I’ll end with two bits of personal trivia, two coincidences.

First: The day The Belan Deck arrived in my mail, which is the day that I read The Belan Deck, some AI-cheerleading dork went viral on Twitter for posting a series of unasked-for renderings of “what the backgrounds of the most famous paintings in the world look like with AI.” He was roundly and rightly mocked for his endeavors, and I found the general antipathy heartening, but still a small cadre of people who know absolutely nothing about art congratulated his vapidity.

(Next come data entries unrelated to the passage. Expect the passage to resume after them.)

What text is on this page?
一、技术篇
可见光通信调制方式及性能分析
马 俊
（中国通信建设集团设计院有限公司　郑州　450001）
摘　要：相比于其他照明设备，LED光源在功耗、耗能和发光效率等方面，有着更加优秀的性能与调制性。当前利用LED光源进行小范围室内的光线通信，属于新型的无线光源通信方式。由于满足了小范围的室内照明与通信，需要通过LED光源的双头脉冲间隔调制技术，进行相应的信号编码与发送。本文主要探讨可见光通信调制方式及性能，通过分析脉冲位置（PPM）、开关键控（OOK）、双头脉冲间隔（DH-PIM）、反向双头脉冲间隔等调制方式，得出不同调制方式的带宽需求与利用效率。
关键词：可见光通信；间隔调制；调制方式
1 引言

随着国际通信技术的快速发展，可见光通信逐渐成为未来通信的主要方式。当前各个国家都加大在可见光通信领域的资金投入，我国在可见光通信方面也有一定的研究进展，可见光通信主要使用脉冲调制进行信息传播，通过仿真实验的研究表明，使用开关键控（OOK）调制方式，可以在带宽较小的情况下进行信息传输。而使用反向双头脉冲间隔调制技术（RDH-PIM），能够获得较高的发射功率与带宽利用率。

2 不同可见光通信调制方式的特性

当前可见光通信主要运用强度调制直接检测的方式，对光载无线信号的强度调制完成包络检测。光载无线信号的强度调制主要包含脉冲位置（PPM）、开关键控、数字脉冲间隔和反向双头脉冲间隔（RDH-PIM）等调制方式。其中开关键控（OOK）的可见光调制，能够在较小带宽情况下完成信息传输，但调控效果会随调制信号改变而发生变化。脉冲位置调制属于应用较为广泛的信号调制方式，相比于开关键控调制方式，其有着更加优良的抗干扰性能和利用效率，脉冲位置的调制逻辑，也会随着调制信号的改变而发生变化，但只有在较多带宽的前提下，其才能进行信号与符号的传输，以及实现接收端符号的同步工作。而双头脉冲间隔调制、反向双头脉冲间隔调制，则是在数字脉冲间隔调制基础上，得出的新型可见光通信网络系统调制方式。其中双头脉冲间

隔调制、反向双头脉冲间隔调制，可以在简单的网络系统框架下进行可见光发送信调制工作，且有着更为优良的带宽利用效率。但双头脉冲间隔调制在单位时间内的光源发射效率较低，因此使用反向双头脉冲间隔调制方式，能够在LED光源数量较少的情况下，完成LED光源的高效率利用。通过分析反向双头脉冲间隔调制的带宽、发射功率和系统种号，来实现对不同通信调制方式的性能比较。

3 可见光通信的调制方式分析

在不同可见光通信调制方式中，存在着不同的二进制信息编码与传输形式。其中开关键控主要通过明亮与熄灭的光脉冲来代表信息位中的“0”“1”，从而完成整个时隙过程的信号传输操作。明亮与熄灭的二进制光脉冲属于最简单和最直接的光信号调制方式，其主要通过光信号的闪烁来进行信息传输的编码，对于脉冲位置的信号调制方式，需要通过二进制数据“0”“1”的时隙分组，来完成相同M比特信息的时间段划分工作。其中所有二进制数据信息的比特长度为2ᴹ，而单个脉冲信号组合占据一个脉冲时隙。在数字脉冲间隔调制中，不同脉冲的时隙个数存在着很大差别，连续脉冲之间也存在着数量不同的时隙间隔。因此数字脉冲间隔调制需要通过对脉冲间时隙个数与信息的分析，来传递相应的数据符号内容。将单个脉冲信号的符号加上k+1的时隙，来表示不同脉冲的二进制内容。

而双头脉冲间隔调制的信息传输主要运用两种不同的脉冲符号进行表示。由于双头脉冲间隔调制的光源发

Second: Earlier that same day, I read a passage from Walter Tevis’s 1980 dystopian novel Mockingbird, and found its sentiment largely heartening as well. The hero of the novel, staring at a “dumb parody of humanity” declares it “nothing, nothing at all.” He continues, pointing out that the forces of capital “had given robots to the world with the lie that they would save us from labor or relieve us from drudgery so that we could grow and develop inwardly.” But underneath this false promise was a deep “contempt for the ordinary life of men and women,”  a deep hatred of human life itself. The sentiment I find heartening here is in the hero’s recognition and resistance to this contempt.

The Belan Deck isn’t a straightforward guidebook or manifesto or map, but it nevertheless, in its elliptical, poetic approach, offers a winding, thinking, feeling path of opposition to not only the machines themselves, but also the hollow men who would gladly replace artists and creators and thinkers with those machines. It’s also really fun to read. Great stuff.